Third-party binary diff viewers for MS Office documents are cropping up:
Natch MS can change the secret file spec any time, so there's
third-party lag between versions. Then again, MS Word has a
built-in compare / merge tool, as does OpenOffice.
> 3. The SCS will also need to store images, and possibly other files,
> which are linked into the Word documents.

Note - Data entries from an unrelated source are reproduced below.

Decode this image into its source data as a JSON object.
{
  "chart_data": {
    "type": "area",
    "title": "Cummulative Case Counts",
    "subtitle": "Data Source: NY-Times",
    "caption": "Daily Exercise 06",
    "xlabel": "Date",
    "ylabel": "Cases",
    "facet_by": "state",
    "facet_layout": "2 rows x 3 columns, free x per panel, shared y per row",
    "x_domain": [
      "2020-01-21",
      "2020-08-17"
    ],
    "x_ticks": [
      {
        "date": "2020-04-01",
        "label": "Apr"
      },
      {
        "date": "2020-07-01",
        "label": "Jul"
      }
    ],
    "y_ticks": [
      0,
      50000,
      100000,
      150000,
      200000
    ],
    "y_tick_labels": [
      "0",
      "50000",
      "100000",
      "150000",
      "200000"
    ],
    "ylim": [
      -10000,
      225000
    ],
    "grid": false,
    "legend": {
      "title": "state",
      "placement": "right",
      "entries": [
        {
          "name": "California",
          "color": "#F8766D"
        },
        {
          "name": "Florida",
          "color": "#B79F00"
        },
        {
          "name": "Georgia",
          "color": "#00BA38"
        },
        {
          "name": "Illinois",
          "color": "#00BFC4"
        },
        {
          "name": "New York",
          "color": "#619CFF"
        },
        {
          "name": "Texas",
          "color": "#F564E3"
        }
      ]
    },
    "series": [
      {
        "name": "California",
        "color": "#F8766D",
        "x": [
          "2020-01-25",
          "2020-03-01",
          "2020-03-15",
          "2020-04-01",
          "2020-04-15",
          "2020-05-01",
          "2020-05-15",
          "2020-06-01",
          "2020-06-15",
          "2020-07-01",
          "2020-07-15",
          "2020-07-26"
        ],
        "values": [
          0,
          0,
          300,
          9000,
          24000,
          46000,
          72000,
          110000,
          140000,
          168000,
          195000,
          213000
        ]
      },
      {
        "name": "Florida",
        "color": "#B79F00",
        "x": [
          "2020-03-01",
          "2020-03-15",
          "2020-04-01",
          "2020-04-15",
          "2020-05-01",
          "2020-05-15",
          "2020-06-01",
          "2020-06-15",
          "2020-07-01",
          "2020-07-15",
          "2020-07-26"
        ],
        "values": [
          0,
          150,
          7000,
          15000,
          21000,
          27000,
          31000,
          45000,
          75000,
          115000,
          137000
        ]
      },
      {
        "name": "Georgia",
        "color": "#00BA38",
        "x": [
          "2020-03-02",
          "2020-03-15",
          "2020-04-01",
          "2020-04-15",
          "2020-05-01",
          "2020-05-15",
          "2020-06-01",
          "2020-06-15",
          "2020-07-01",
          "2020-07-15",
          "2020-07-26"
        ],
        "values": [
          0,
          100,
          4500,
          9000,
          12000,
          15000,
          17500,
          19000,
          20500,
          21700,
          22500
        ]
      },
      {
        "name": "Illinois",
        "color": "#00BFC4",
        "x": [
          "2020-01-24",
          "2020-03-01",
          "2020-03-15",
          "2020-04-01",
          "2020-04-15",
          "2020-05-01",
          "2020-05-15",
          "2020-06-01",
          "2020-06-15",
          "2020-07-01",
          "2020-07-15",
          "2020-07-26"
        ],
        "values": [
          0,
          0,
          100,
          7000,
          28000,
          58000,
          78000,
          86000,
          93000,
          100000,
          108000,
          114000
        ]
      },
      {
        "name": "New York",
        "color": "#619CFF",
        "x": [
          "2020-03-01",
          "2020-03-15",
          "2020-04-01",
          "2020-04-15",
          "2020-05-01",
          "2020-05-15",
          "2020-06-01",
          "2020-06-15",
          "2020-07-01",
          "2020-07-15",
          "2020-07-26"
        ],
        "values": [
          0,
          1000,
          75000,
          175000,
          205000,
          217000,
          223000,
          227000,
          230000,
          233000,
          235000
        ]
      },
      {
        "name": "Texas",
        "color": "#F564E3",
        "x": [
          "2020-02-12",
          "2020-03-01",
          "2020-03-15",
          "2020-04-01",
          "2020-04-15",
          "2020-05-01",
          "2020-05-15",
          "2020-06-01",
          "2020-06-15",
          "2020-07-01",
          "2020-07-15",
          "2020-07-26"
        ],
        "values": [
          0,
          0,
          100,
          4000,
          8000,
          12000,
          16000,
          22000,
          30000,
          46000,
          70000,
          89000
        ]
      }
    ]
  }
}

'Course, image diffs are a straight visual thing. Open up version
26 and version 51 side by side, in something like IrfanView. No big
deal.
> 5. While our client is willing to purchase licenses as needed, they
> don't want to break the bank in doing so :-)
> 6. The client is essentially a Microsoft shop, and would prefer a
> Windows-based software, though if the price difference is compelling,
> they would also consider products that run on other OSs.
Is free cheap enough?
Throw-in something like Trac, document a workflow, and you're good.
Having said all of this, any distributed version control approach
will require learning a few things and imposing some discipline. No
product can save you from that, and each new user will have her own
idea of how it "should" work. No common, painless norm exists or is
possible.
But if you know you want to compare Jerry's version from June 15
with Tom's version from July 4, any repository viewer will let you
open 'em both up and compare them in the native app -- presuming
such app has a compare facility. There's no universal diff viewing
tool for every mysterious file format. That's the rub.